I call Hillbilly Bob on VHF 68. Bob has done quite a few transmission flanges in his time and offered to help out when we do ours. What about now I said, Be over there in fifteen minutes, he says. After a few tries at getting the flange started, Bob reckons we need some of his tools, a sledge hammer and chisels that are on his boat. On the way back to the boatyard Bob’s outboard gives up and we paddle our way over to Rebel Rouser to enlist Robert to tow us into Marina Tropical.  .

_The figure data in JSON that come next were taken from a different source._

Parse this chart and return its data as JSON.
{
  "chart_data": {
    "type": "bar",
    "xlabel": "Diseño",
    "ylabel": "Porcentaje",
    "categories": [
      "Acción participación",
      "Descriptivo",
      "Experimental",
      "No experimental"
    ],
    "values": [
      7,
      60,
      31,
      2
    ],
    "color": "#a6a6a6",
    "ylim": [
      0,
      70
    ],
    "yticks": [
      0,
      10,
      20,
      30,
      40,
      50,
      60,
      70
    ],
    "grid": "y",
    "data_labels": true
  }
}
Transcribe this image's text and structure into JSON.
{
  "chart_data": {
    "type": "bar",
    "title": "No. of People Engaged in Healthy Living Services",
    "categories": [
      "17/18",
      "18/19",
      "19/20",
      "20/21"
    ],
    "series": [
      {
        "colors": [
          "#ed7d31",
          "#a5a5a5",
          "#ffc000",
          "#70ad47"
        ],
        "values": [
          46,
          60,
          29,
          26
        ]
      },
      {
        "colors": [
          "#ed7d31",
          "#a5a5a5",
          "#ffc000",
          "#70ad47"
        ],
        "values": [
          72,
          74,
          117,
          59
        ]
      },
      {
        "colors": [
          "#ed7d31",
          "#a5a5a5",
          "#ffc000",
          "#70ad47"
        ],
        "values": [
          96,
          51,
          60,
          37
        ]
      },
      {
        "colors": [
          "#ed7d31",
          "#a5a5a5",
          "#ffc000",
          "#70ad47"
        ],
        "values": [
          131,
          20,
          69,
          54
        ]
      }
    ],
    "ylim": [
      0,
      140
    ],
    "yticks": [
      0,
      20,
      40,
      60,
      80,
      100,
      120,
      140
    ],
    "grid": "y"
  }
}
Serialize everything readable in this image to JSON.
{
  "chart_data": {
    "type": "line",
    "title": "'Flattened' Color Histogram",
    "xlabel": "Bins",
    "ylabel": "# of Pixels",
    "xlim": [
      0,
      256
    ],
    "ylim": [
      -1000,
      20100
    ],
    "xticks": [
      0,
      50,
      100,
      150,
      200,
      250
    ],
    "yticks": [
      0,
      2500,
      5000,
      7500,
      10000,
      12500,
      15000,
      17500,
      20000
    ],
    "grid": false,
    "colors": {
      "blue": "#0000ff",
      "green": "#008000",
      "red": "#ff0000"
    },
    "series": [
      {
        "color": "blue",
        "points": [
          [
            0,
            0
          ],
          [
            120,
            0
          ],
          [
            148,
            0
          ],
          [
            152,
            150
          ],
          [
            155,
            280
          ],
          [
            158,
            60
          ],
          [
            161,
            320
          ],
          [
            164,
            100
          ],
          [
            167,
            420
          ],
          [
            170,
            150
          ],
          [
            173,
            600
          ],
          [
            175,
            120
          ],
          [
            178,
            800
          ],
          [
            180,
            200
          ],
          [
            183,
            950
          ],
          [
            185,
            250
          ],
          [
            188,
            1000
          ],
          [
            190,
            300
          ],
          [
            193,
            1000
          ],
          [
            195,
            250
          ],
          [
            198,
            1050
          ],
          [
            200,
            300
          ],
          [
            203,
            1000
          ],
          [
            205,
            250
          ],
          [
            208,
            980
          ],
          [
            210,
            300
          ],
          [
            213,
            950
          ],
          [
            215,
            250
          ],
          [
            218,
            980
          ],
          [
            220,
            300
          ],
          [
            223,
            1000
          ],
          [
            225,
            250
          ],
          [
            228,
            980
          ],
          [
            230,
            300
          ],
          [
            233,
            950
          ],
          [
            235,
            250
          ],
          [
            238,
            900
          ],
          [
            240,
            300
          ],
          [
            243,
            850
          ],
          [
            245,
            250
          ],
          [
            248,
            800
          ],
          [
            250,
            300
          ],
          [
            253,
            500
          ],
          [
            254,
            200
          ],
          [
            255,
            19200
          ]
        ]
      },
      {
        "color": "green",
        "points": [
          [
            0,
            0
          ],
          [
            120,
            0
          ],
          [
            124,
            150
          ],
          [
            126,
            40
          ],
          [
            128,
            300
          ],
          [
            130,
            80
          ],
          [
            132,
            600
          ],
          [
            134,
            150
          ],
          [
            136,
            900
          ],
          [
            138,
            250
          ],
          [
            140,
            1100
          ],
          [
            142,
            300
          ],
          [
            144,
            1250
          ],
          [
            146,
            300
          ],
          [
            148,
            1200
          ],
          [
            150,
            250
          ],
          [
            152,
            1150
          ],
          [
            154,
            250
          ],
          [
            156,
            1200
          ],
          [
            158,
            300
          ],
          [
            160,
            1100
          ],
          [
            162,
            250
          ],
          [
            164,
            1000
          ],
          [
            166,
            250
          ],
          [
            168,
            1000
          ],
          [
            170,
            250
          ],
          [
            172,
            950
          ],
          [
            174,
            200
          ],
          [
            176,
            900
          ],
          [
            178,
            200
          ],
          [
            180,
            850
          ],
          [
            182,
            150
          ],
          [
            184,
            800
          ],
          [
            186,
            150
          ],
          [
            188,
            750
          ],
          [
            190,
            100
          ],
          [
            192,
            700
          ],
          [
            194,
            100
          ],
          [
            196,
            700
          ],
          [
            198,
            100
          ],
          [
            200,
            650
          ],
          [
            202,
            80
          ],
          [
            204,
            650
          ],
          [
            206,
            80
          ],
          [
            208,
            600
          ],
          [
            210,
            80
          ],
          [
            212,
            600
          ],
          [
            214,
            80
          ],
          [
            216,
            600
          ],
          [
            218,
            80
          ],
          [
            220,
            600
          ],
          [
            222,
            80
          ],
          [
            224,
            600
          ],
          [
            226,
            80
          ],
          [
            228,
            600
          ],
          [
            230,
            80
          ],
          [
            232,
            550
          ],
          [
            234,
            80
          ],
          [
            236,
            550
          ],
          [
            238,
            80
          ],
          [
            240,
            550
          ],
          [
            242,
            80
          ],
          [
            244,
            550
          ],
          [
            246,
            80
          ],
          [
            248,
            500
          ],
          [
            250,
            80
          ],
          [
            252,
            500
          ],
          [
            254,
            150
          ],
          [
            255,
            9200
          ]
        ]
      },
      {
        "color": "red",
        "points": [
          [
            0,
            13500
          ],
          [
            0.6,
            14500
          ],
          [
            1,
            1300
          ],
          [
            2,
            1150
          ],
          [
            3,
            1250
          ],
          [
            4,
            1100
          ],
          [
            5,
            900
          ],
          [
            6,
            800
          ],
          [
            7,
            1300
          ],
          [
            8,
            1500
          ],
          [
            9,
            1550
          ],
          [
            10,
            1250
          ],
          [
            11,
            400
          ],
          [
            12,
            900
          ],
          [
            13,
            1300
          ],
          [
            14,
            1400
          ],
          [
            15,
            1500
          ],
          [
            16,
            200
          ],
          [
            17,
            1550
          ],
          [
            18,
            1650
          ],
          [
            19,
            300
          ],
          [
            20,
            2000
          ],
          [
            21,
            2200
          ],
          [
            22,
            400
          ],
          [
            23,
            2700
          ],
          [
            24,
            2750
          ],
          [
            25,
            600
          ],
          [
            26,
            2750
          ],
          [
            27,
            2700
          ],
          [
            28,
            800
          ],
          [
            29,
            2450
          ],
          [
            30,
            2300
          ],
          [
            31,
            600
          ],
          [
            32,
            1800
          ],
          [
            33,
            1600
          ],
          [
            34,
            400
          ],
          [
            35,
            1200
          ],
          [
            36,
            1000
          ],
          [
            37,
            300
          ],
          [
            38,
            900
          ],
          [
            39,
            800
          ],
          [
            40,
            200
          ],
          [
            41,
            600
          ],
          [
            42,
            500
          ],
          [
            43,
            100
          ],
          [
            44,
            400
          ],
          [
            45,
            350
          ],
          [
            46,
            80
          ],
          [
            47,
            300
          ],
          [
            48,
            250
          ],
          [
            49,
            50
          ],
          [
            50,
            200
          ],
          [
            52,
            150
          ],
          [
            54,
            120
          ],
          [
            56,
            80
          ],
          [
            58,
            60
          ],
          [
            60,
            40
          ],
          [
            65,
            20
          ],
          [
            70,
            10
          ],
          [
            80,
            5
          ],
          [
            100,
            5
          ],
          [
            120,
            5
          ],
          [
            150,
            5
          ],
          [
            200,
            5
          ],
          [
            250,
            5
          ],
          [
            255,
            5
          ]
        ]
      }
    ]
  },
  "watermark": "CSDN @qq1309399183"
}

This cruising community in Luperon, like the cruising community back in Salinas, is without doubt a joy to be a part of. Selfless, always ready to help, if they know how.. And today, as I have lost my hearing, (the Menieres disease is back with a vengeance, leaving me almost deaf) Robert  is my ears as we brae the shaft onto the flange from the rear of the  boat with hillbilly Bob doing the lining up inside. Within an hour or so, it’s all back together, and I hardly lifted a finger. We’ll buy them a beer or three next time we meet up in JRs.
That afternoon we arranged to go and visit Rudolf, who was the guy that advised us to change the bearing. He’s hold up in the Aparta-Hotel due to having his leg in a splint after falling off of his motor bike last week. He can’t get on or off his boat due to his injury so is staying temporarily in this hotel. We decided to make this Monday afternoon a little jam session at Rudolf’s hotel to cheer him up. Dave, moored next to us came over with his friend Chris, newly arrived, who both have guitars, and Alisha, Rudolf’s wife has a new uke she just bought in Santa Domingo, me and Jackie tagged along with ukes and guitars. My hearing decided to close down to about 30% so the session was tricky for me, but we jam about for a few hours, drink a few beers and have a good time, lots of laughs and a few tunes and to my surprise, the first doobie I’ve seen since leaving the UK over a year ago. After all it was Duarte Day and needed to be celebrated properly.

We’ve been here in Luperon now for almost six months and I suppose we’ve become part of the community, well the community of boaters. We do trivia quiz on Wednesdays at JRs, we lunch with the cruisers at Petulas bar where Cat, formally from Liverpool, has opened a bar with her Dominican fiancĂ© Johnny, and sip a cerveza in Wendys bar with Norm who we met when we were back in Salinas, PR. He owns Wendys, and the Happy Cows Farm just outside of Luperon. About 50% of the cruisers are sort of residents, and the rest are slowly passing through, it’s a tricky place to leave, but we are determined not to be sucked into the “comforts” of Luperon.

The bottom Primer is going on today, Tuesday, we sat around watching paint dry, praying for the rain to stay away, and hopefully by Friday we’ll be back in the water. I jammed the stuffing box with flax wadding and just hope that my tutorial from Steve in Salinas DR taught me how to do it right otherwise the boat could be taking on water when she gets re-launched. The two new coats of anti- foul go on in the next couple of days and then we’re back in the water. We’ll need to do some motoring about in the bay to prove that the prop is lined up OK and that my stuffing box doesn’t leak, which being my first stuffing box solo flight repair, is going to be a tense moment, when we launch on Friday, if we launch on Friday, that’s still in the lap of the weather gods because rain could stop play on our hull painting and delay the proceedings.


Once we get back in the water, and all being well with our fix on the cutlass bearing, stuffing box and flange we’re going to pick one of Jackie’s preferred routes and set sail, maybe for Cuba, and the rhythms of Salsa.